WHAT HAPPENS WHEN YOU STEP INTO THE ART THERAPY SPACE

Meeting yourself is not always easy. Often, our bodies will have already told us through pain that the psyche is struggling while we are still trying to run away from our needs, relying on the tried and tested models that seemingly protect us while, in fact, harming us. We need courage in order to be able to feel the value of life and consciously desire change. Change comes at the end of purposeful and consistent work, dedicated effort and embracing certain views and patterns of behaviour that we can improve and transform to adapt to our needs, helping ourselves feel better here and now. In this sense, life is constant change and if we stop changing at any given time, we stop life inside us.

Therapy meetings nurture and enhance awareness of how I am feeling at the moment, what were the things that brought me to this point, what are the things that I need, how can I satisfy those needs, what will change bring me, what can help me dare step out of my comfort zone, what emotions I am feeling and how to deal with them, what burdens have I asked my body and psyche to carry. The greatest value of expressive art therapy is that it enables the individual to seek answers to these questions in creative images, which acts as an additional incentive pushing the client to further self-awareness and development. Sadness can take the image of an exquisite lilac tree garden, making it lighter, easier to accept. And rage can be expressed as clay armour that can be peeled off, layer by layer, because we no longer need it. The sandbox may come in handy as a place where we can finally discard our fears and bad dreams in the shape of tiny figures that no longer terrify us. Problems in the family can be visualised by placing a coloured piece of fabric or paper on the floor or somewhere in space, giving a clear picture of relations within the system. The difficulties we encounter in working in a team can also be analysed by applying a similar creative approach because everything in the art therapy space can engender unexpected insights through the energy clients infuse into the symbols.

I personally believe that I can change every day, after every meeting with a client, because a client’s journey to finding the answers to their questions is also my journey. I change after each talk with my children — and I have four — not that it’s easy even after I left my ego, fears and old attitudes and perceptions, giving in to the oblivion that guides me now that day on the slopes of Mount Rila.

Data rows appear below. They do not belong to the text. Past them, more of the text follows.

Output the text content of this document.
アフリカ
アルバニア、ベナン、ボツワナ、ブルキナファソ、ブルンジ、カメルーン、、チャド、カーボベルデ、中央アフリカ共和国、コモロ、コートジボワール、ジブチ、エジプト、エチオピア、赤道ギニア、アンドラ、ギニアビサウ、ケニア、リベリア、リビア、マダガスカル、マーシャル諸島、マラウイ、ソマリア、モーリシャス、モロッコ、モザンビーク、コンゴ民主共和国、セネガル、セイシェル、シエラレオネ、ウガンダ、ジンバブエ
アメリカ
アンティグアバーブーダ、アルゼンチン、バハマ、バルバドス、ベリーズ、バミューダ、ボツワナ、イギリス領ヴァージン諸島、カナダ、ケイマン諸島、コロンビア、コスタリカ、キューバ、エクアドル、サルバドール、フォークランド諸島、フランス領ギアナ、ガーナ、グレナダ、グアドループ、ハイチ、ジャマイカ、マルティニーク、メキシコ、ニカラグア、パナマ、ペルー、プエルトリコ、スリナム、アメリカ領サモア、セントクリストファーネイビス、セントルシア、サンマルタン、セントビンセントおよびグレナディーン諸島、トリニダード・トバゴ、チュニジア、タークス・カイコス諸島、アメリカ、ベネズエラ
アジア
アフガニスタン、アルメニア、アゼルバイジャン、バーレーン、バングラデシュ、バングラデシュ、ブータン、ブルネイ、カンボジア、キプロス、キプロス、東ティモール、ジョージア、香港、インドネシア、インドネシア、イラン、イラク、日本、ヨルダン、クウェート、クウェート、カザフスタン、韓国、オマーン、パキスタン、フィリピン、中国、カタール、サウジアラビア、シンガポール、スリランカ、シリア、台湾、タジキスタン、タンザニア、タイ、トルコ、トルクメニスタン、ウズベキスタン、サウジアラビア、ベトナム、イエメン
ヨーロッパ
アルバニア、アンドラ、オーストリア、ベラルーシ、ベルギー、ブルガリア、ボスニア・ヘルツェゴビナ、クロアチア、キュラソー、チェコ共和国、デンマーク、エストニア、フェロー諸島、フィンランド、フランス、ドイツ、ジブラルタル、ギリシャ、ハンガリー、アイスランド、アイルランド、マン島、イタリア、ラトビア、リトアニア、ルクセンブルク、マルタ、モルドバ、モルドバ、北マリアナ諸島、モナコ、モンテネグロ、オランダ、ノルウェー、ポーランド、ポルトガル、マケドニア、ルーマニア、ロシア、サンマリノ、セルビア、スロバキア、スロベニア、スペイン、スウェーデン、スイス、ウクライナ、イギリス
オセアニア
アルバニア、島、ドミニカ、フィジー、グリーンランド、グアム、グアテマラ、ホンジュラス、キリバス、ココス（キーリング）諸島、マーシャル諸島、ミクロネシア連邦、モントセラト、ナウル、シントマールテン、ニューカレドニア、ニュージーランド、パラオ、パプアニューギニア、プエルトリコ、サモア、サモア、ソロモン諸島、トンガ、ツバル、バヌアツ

This is why I now understand, with my entire life experience, the difficulties each client who steps into the atelier faces. That very step is the first step along the journey to himself or herself. At moments life these, we need support, presence. When we realise how much pain and how heavy a burden we’ve carried for years, we often need an embrace, and not judgment or direct guidance.

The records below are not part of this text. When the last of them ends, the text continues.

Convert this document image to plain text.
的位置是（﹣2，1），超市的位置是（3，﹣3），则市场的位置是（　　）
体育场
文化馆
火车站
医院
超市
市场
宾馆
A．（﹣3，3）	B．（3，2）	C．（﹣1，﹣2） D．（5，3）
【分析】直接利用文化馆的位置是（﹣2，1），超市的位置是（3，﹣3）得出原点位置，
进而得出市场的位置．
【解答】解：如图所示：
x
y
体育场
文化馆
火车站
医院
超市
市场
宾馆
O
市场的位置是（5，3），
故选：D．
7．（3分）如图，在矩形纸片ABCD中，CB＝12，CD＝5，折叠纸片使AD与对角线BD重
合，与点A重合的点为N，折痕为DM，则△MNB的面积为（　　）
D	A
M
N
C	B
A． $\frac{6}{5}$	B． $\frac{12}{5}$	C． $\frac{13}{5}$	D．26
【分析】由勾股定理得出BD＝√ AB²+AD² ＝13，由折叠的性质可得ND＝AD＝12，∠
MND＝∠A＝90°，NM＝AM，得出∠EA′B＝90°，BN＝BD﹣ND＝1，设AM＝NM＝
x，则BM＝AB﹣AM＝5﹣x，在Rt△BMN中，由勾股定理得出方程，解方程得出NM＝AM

The role of Gestalt therapy, expressive art therapy, sand therapy, family constellations, positive psychotherapy and hypnotic techniques, among others, is to help us connect to ourselves, take care of ourselves, find the answers to the questions that bother us and the source of our inner resources on our own, enabling ourselves to take the first step in the right direction for us. Movement and development are the symbol of life and how we are meant to and should exist — self-aware in life even when resting.

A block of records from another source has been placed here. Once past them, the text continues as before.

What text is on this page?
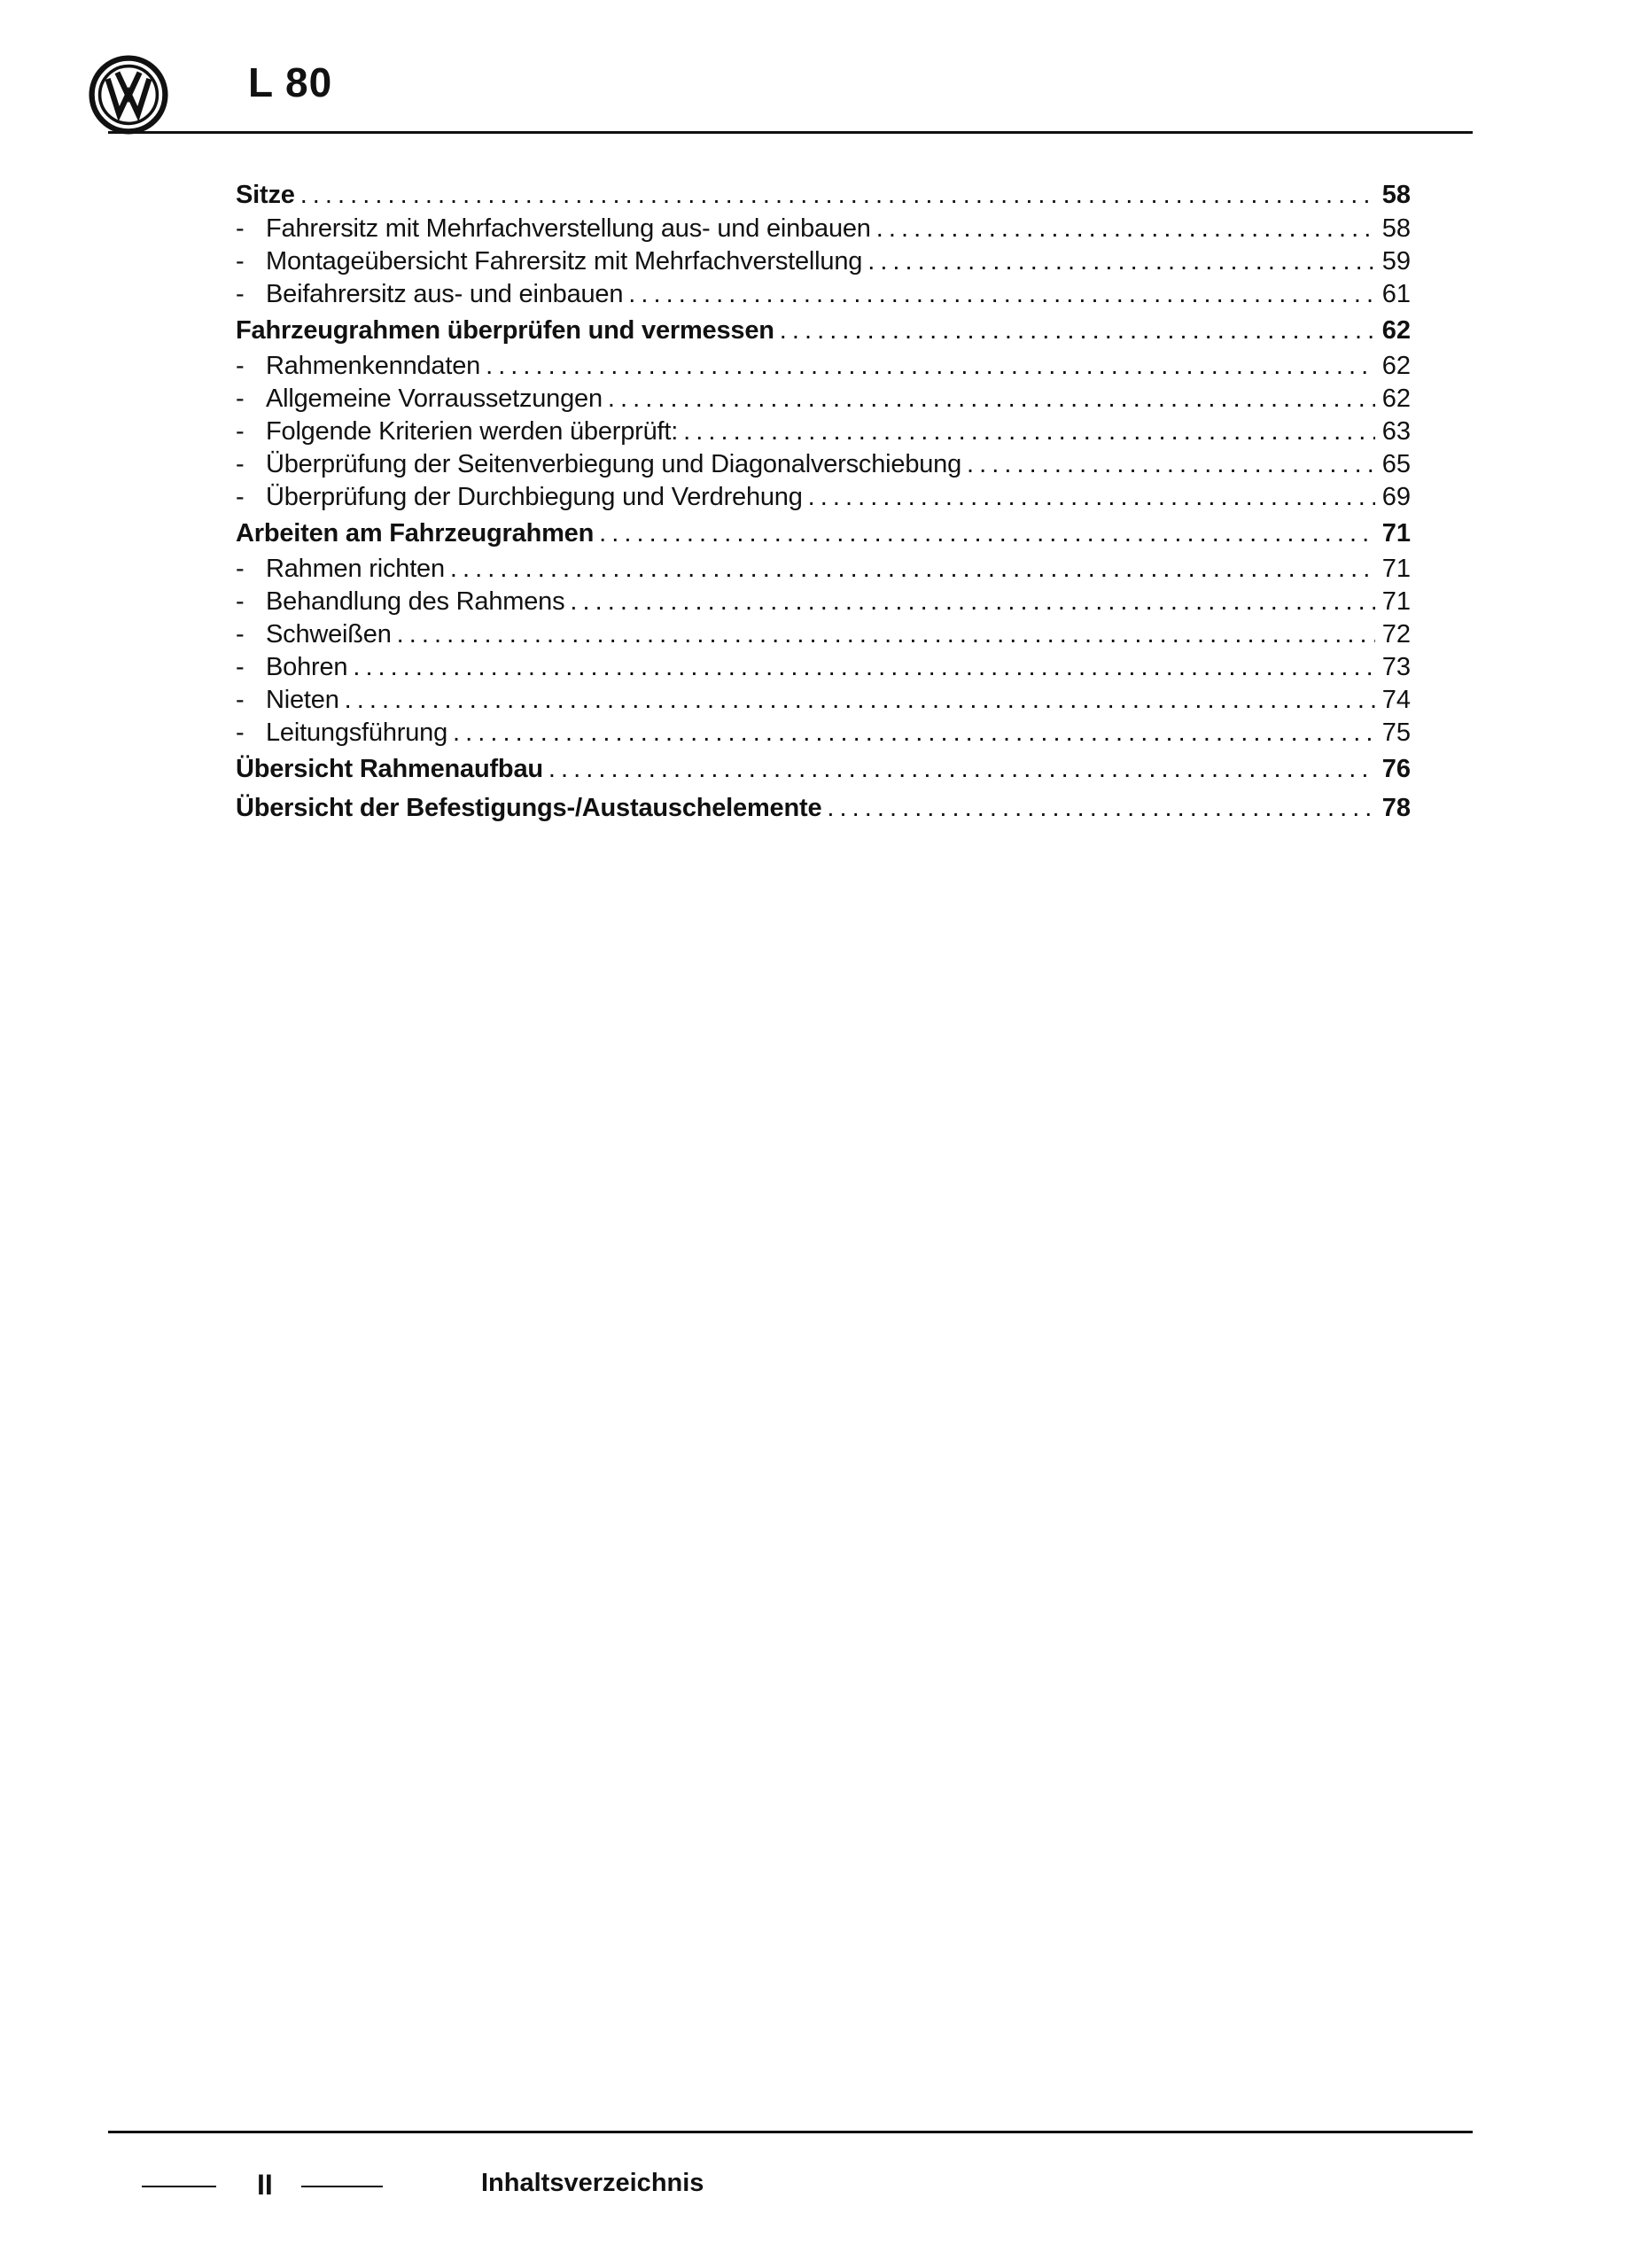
L 80
Sitze . . .	58
- Fahrersitz mit Mehrfachverstellung aus- und einbauen . . .	58
- Montageübersicht Fahrersitz mit Mehrfachverstellung . . .	59
- Beifahrersitz aus- und einbauen . . .	61
Fahrzeugrahmen überprüfen und vermessen . . .	62
- Rahmenkenndaten . . .	62
- Allgemeine Vorraussetzungen . . .	62
- Folgende Kriterien werden überprüft: . . .	63
- Überprüfung der Seitenverbiegung und Diagonalverschiebung . . .	65
- Überprüfung der Durchbiegung und Verdrehung . . .	69
Arbeiten am Fahrzeugrahmen . . .	71
- Rahmen richten . . .	71
- Behandlung des Rahmens . . .	71
- Schweißen . . .	72
- Bohren . . .	73
- Nieten . . .	74
- Leitungsführung . . .	75
Übersicht Rahmenaufbau . . .	76
Übersicht der Befestigungs-/Austauschelemente . . .	78
II	Inhaltsverzeichnis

My role in the therapy meeting? I am not a guru, mentor or an authority. I am simply a person in the art space who constantly resonates with the pain, worries and needs of a client — that, which a client’s psyche is trying to express without words or ‘their tiny little soul’ as I call it. ‘She’ often wants me to draw depression with my fingers or depict difficult relations in the family through little figures in the sand, arranging pieces of cloth in different colours on the floor to express conflicts between the generations that have led to difficulties in our present lives or use clay to produce images of our inner blockages. I support this process of expression and in my contacts with clients I stand by their side at the moment of realisation of the roots of their problems or the reasons for the loss of the link between internal resources and the body. The process is led by the client depending on their motivation, needs and speed of progress. Initial plans are often relegated to the back burner because long repressed pieces of unexplored, unacknowledged and previously unshared life events come to the fore. Thus, the puzzle is gradually rearranged until it takes the shape of our current life, the whole looming larger than its constituent parts, helping us to better see and understand that, which is inside us. Only then can the present moment define a better moment in the future. Here and now will become tomorrow’s foundation once they’ve been transformed into our past. As Karl Jung put it the psyche has the strength and natural need to self-regenerate.